Question

A person is Head of two independent selection committees I and II. If the probability of making a wrong selection in committee I is 0.03 and in committee II is 0.01, then find the probability that the person makes the correct decision of selection: (i) in both committees (ii) in only one committee

Hint:

To solve probability problems involving independent events, remember to multiply the probabilities for the combined event. For events happening in one committee, you can compute the probability for each case and sum them up.

Answer 1

Let $W_1$ denote the event of a wrong decision in committee I, and $W_2$ denote the event of a wrong decision in committee II. The probabilities of these events are given by: \[ P(W_1) = 0.03, \quad P(W_2) = 0.01. \] The probabilities of making a correct decision in each committee, denoted by $C_1$ and $C_2$ respectively, are: \[ P(C_1) = 1 - P(W_1) = 0.97, \quad P(C_2) = 1 - P(W_2) = 0.99. \] Calculations for the required probabilities are as follows: (i) Probability of a correct decision in both committees: Due to the independence of decisions in the two committees, this probability is the product of the individual correct decision probabilities: \[ P(C_1 \cap C_2) = P(C_1) \times P(C_2) = 0.97 \times 0.99 = 0.9603. \] (ii) Probability of a correct decision in exactly one committee: This can occur in two mutually exclusive scenarios: - Correct decision in committee I and wrong decision in committee II ($C_1 \cap W_2$). - Wrong decision in committee I and correct decision in committee II ($W_1 \cap C_2$).

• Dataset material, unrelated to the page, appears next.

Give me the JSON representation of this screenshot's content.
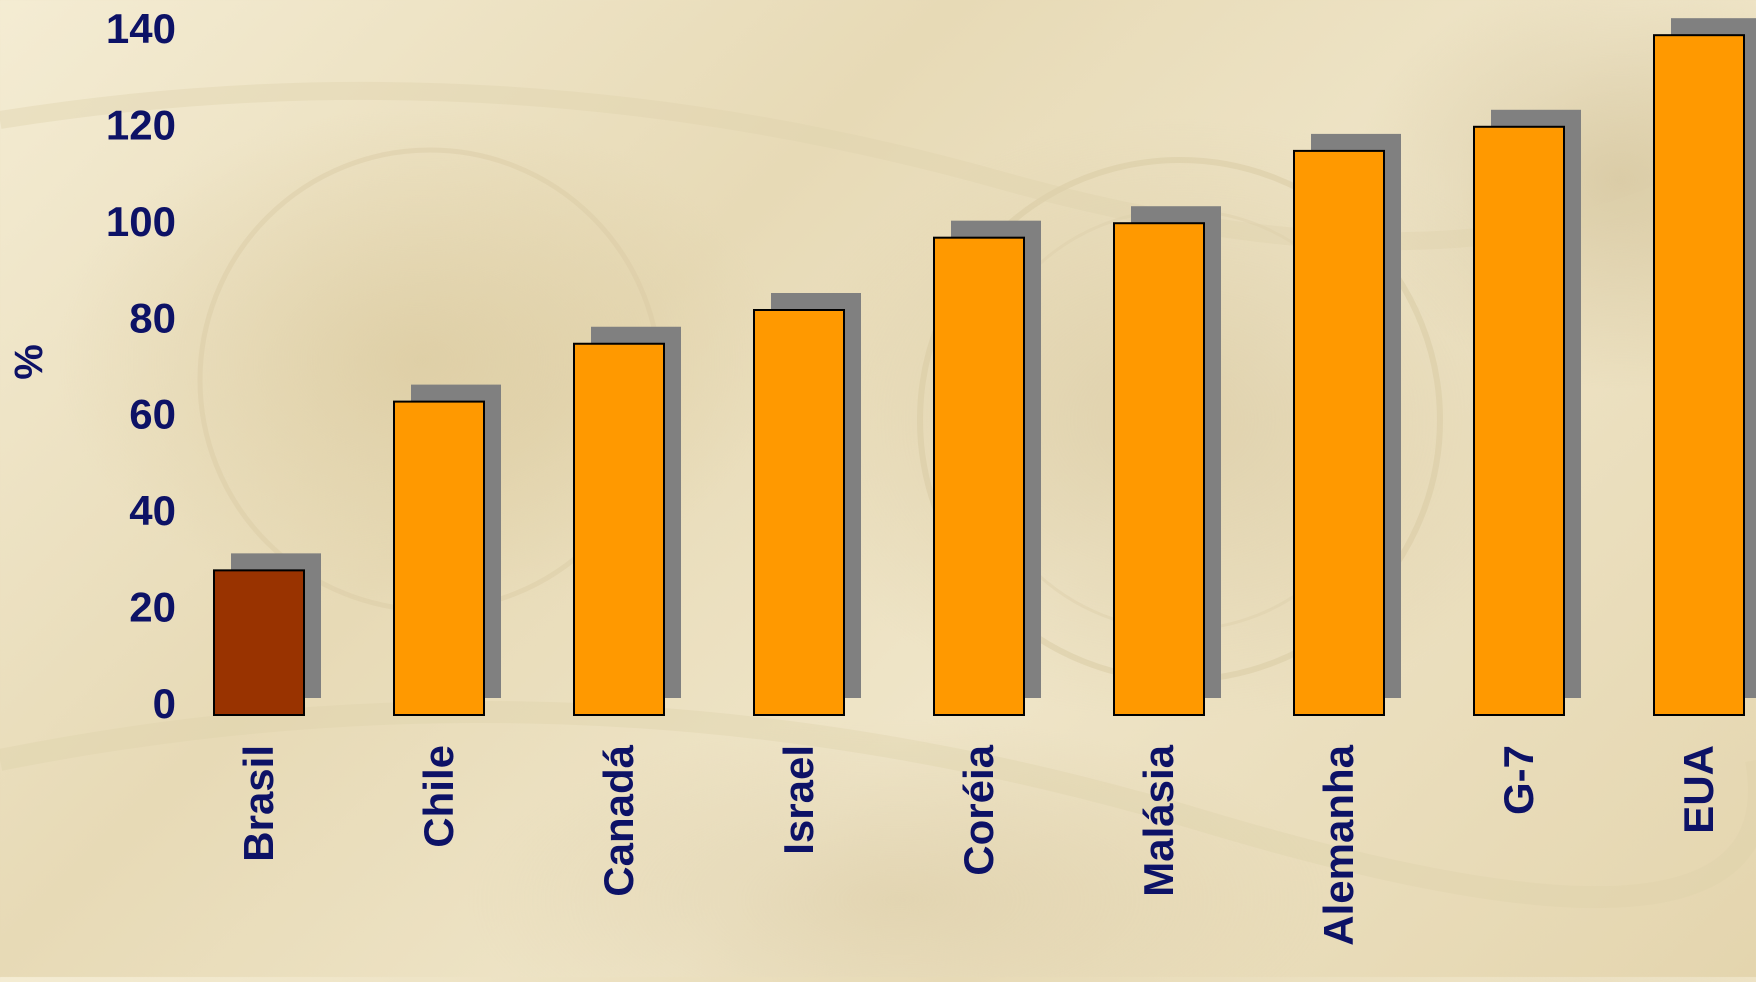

The probabilities for these scenarios are: \[ P(C_1 \cap W_2) = P(C_1) \times P(W_2) = 0.97 \times 0.01 = 0.0097. \] \[ P(W_1 \cap C_2) = P(W_1) \times P(C_2) = 0.03 \times 0.99 = 0.0297. \] The total probability of a correct decision in only one committee is the sum of these probabilities: \[ 0.0097 + 0.0297 = 0.0394. \] The final results are: (i) The probability of making the correct decision in both committees is \( \boxed{0.9603} \). (ii) The probability of making the correct decision in only one committee is \( \boxed{0.0394} \).